About Libby Heaney

Libby Heaney's practice involves moving image, performance, and interactive experience spanning quantum computing, VR, AI, and installation. Celebrated for her pioneering quantum-computational perspective, Heaney's background includes a PhD in theoretical quantum information science and 5 years of post-doctoral fellowships including running her research programme at the University of Oxford.

Best described as post-disciplinary, Heaney's work employs humour, surrealism, and nonsense to subvert capitalist appropriations of technology and the categorisations and control of humans and non-humans alike. Tools like machine learning and quantum computing are employed against their 'proper' use, to undo biases, and forge new expressions of collective identity and belonging.

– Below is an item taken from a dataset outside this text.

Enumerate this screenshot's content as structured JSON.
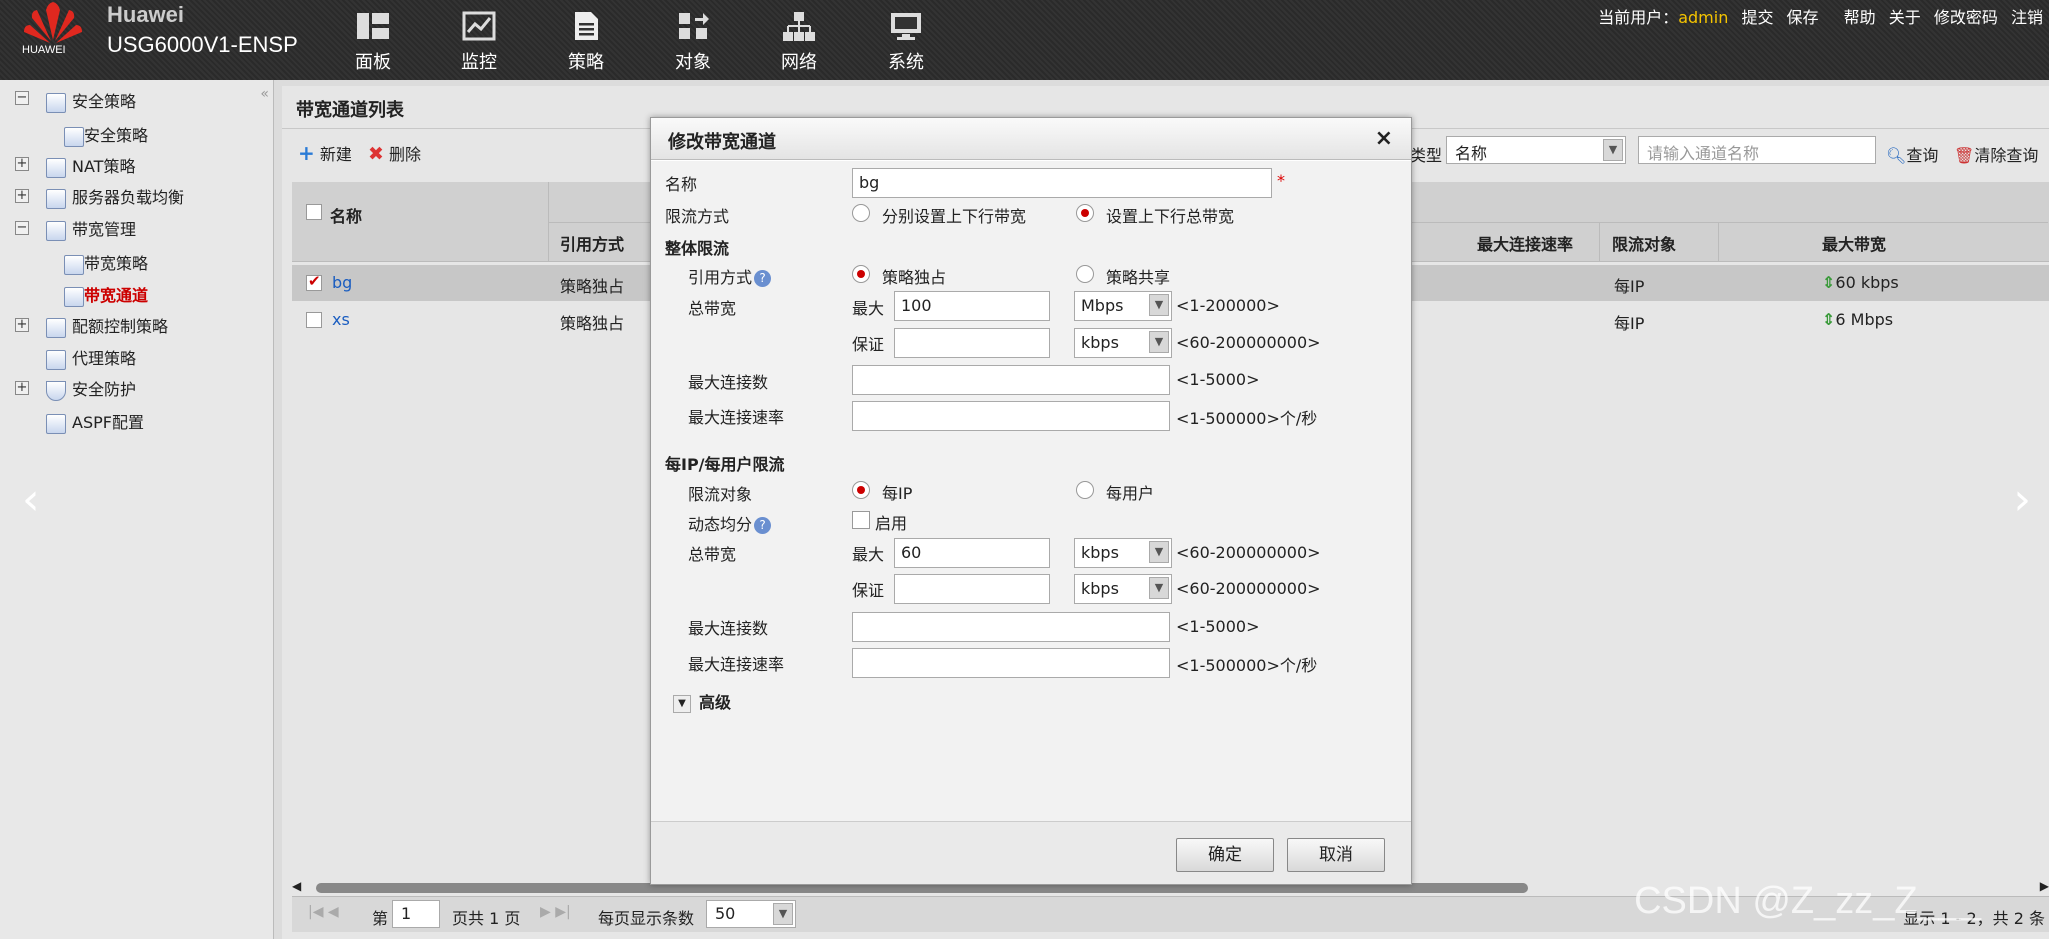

Heaney's projects speak to the entanglement of personal and machine agency where the power of the participatory and the collective presents a possible alternative to the hostility of state surveillance, corporate data mining, and the quantum arms race. Ostensibly disparate, divergent, and wide-ranging, the works guiding questions include: what would it look like if art were able to interrupt the pace of technology to pose questions about its ethics? and how can humans and non-humans come together to co-author positive futures?

Via blurring, combining, remixing, and weaving (derived from quantum physics) to 'diffract' standard conceptions of 'truth', strange new forms emerge that question distinctions between fake and real, visible and invisible, private and public, the individual and the collective, especially where those categories are mediated by technology. Enacted by bots and people alike, Heaney's works draw from source material spanning pop culture (Spice Girls, Elvis Presley, David Bowie, Whitney Houston etc), politics (Angela Merkel, Theresa May, Boris Johnson, the British Citizenship Test), literature (Lady Chatterley's Lover, Haruki Murakami novels) & beyond.

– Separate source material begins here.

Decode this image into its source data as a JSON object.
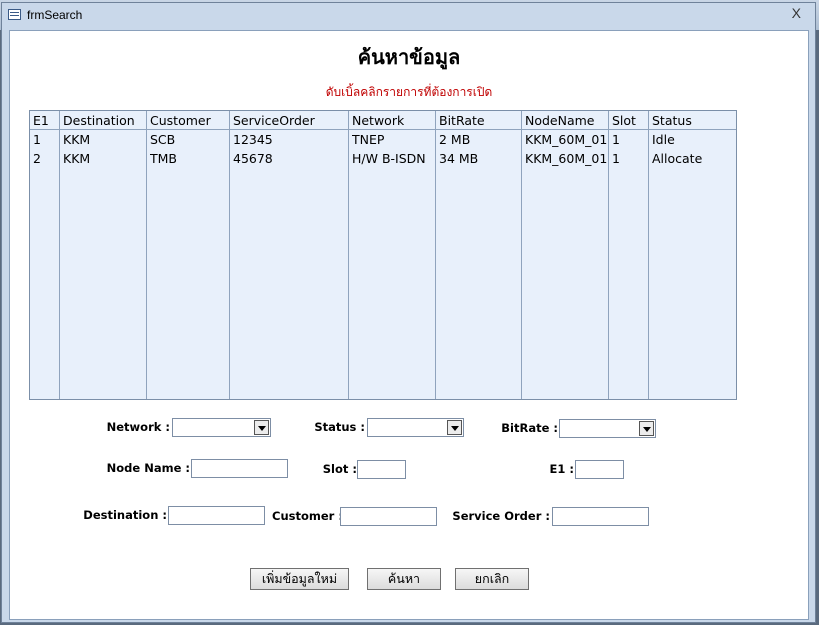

Heaney has been exhibited internationally, including solo exhibitions as part of the 2017 EU Capital of Culture, Aarhus, and at the Goethe Institute, London. Group exhibitions have included: Somerset House Studios (where the artist completed their 2022 residency), Arebyte Gallery, Tate Modern, ICA, V&A, Barbican, London, UK; Sheffield Documentary Festival, Science Gallery, Dublin, Ireland; Sonar+D, Barcelona, Spain; The Lowry, Manchester, UK; Ars Electronica, Linz, UK; CogX, London, UK; Telefonica Fundacion, Lima, Peru. Heaney has received several Arts Council England projects grants and she currently lives and works in London.